The Treaty remains one of the most successful disarmament instruments ever. With 80% of the world’s countries on board, and many other countries in de facto compliance, the Treaty has nearly eliminated the production and use of antipersonnel landmines by states, while contributing to saving people’s lives and limbs every day.

Global Action

This year, in preparation for the Fourth Review Conference on a Mine Free-World, we are taking action and calling on all States Not Party to join the Treaty without delay and help end the suffering caused by landmines, within a few short years.
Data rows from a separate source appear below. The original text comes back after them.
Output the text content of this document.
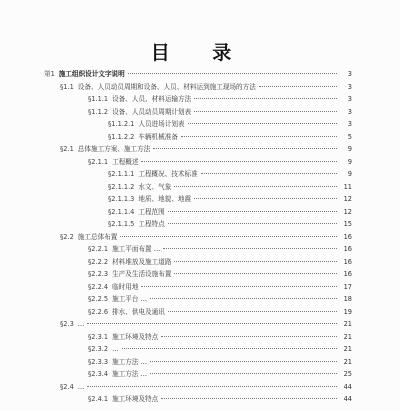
目 录
第1 施工组织设计文字说明	3
§1.1 设备、人员动员周期和设备、人员、材料运到施工现场的方法	3
§1.1.1 设备、人员、材料运输方法	3
§1.1.2 设备、人员动员周期计划表	3
§1.1.2.1 人员进场计划表	3
§1.1.2.2 车辆机械准备	5
§2.1 总体施工方案、施工方法	9
§2.1.1 工程概述	9
§2.1.1.1 工程概况、技术标准	9
§2.1.1.2 水文、气象	11
§2.1.1.3 地质、地貌、地震	12
§2.1.1.4 工程范围	12
§2.1.1.5 工程特点	15
§2.2 施工总体布置	16
§2.2.1 施工平面布置 …	16
§2.2.2 材料堆放及施工道路	16
§2.2.3 生产及生活设施布置	16
§2.2.4 临时用地	17
§2.2.5 施工平台 …	18
§2.2.6 排水、供电及通讯	19
§2.3 …	21
§2.3.1 施工环境及特点	21
§2.3.2 …	21
§2.3.3 施工方法 …	21
§2.3.4 施工方法 …	25
§2.4 …	44
§2.4.1 施工环境及特点	44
During the past month over 40 ICBL campaigns in some 32 countries around the world, including PSALM, have sent letters calling for five targeted countries: Cuba, Lebanon, Singapore, Georgia and Marshall Islands to accede to the Mine Ban Treaty. These countries have already shown support for and worked on behalf of Treaty aims and should take immediate steps to accede to the Treaty and to announce this to the global mine ban community at the conference taking place November 25-29 in Oslo, Norway.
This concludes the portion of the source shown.